Untuk menampilkan semacam itu, Petzold menemukan "jodoh"-nya dalam sosok Nina Hoss. Aktris ini bagaikan contoh sempurna kecantikan yang menantang: semampai, sorot mata tajam, proporsional. Pendek kata, nyaris bisa jadi gadis sampul ras unggulan. Tapi di balik itu juga, Hoss mampu menampilkan sosok-sosok penuh rahasia, penuh dilema, punya pertimbangannya sendiri untuk menyembunyikan banyak hal. Penuh teka-teki, seperti kekasih, kakak, saudara atau bahkan orang tua kita sendiri, yang ketika di momen-momen tertentu, kita tiba-tiba serasa tidak mengenal mereka.

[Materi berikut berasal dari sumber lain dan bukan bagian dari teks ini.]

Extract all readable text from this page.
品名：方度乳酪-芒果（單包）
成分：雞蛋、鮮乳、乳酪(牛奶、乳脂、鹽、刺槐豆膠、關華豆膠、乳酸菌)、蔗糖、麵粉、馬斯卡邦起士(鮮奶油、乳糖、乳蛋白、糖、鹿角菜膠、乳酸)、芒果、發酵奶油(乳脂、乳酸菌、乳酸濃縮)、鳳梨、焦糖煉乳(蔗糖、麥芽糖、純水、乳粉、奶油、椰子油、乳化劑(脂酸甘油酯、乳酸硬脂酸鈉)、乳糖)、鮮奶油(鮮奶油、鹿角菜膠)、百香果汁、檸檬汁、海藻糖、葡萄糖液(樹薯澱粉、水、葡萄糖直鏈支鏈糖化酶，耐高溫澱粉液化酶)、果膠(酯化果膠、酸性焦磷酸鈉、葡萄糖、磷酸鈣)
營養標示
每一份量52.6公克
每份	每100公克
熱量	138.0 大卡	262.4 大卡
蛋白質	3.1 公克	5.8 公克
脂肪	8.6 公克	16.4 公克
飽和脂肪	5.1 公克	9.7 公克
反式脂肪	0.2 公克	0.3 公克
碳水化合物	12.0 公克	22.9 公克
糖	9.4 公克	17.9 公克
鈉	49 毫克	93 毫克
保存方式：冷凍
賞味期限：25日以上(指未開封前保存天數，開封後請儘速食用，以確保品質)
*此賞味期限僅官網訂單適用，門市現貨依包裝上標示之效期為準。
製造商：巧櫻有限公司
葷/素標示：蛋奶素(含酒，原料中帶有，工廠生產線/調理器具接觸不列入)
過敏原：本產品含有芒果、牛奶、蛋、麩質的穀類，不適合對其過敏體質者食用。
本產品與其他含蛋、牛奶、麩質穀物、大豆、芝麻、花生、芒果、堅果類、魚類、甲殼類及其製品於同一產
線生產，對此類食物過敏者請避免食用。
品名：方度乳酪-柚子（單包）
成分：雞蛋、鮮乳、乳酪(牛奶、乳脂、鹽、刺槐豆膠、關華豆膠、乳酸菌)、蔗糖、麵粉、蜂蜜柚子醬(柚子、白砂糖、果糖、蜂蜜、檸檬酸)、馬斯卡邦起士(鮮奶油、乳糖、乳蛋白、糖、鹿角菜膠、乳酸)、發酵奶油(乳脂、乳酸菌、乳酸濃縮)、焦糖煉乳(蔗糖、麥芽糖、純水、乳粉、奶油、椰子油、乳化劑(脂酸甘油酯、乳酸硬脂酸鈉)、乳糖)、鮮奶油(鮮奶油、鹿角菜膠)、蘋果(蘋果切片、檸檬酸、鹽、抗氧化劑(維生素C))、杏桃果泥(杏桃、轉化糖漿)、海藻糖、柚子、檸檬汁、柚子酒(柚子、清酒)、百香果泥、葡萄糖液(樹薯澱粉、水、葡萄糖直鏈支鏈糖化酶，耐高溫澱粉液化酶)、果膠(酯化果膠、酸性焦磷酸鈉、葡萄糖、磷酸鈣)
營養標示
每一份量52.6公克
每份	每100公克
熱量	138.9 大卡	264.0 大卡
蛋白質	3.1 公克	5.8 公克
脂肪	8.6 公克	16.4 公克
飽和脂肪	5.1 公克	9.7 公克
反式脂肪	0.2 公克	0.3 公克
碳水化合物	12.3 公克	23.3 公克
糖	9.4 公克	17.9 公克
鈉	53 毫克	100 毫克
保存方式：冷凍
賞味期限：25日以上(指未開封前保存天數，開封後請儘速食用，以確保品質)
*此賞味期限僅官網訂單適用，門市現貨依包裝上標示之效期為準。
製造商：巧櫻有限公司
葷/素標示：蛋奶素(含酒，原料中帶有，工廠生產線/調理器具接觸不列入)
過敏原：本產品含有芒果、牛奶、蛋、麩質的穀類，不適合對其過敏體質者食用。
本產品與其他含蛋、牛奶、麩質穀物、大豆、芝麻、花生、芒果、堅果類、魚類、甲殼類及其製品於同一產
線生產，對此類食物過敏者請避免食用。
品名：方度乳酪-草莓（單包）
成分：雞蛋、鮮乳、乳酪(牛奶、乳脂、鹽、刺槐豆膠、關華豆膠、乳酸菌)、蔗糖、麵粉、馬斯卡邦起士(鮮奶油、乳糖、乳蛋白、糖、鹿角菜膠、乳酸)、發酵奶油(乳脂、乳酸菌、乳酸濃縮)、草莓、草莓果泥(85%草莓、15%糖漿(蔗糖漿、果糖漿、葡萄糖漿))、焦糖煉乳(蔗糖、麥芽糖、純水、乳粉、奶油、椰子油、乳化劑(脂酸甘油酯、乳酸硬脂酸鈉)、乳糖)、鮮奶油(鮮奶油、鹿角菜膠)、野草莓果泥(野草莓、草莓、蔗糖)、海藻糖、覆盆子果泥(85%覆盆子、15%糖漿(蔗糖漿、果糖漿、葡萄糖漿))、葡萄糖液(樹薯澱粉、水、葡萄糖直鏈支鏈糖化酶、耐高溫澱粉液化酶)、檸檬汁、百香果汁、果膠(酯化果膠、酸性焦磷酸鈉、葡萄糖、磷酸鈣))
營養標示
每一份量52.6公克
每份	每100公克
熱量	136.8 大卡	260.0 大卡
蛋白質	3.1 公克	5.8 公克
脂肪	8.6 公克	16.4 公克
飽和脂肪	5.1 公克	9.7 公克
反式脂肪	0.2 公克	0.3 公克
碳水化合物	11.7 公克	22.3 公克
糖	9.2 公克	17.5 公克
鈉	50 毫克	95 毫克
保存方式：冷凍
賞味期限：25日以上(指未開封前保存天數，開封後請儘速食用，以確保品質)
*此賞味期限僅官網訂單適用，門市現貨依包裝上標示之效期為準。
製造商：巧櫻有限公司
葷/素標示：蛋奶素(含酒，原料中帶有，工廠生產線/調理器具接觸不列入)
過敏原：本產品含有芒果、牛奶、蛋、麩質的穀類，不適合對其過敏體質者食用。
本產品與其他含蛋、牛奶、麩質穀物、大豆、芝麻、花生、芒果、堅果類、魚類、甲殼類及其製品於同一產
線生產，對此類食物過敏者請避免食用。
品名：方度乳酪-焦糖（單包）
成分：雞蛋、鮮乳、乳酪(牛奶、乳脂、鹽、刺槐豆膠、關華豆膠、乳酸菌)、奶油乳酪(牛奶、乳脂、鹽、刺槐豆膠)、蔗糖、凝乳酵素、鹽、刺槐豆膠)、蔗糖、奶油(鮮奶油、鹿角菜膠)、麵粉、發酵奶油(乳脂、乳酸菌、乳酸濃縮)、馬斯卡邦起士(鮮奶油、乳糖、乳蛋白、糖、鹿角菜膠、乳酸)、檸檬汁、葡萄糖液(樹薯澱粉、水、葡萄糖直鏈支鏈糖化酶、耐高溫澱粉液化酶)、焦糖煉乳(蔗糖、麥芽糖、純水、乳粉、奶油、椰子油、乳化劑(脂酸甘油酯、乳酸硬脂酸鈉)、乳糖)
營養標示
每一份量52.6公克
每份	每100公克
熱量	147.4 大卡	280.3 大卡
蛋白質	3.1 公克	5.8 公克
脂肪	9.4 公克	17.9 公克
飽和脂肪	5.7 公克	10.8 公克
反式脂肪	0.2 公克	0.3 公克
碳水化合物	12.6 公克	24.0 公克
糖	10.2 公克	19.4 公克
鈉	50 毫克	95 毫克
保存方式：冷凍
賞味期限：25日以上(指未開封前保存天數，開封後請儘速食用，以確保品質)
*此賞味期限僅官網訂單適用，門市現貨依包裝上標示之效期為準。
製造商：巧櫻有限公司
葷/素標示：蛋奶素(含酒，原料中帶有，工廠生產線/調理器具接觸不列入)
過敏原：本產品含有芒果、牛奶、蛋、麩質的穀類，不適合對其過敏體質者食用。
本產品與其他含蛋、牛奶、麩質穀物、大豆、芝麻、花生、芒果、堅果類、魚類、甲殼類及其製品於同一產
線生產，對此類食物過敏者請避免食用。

Dalam keempat kolaborasi Petzold dan Nina Hoss yang kineforum sajikan Februari ini, saksikan bagaimana keduanya bersejoli menampilkan drama manusia yang berusaha bertahan dalam berbagai jepitan, sehingga seperti kita semua, menyimpan rahasia. Menjadi enigma.
4. Senandung Deneuve
Jacques Demy termasuk salah satu sutradara yang tergabung dalam gerakan New Wave Cinema di Prancis pada tahun 1960-an. Ia adalah sutradara yang pertama kali melambungkan Catherine Deneuve sebagai aktris yang patut diperhitungkan. Film-film Jacques Demy penuh dengan nuansa mewah yang banyak terinspirasi dari film musikal Hollywood dan kisah dongeng, yang sejalan dengan bakat Denueve dalam berakting dan bernyanyi.
Deneuve kemudian berkembang menjadi sumber inspirasi bagi banyak sutradara besar seperti François Truffaut dan Roman Polanski. Hingga kini aktris berusia 70-an ini masih terus eksis dengan membintangi 2 hingga 3 film per tahun. Banyak meraih penghargaan atas aktingnya dalam berbagai film, ia dinobatkan sebagai Duta Besar Film Prancis.
Salam sinema dan sampai jumpa di kineforum.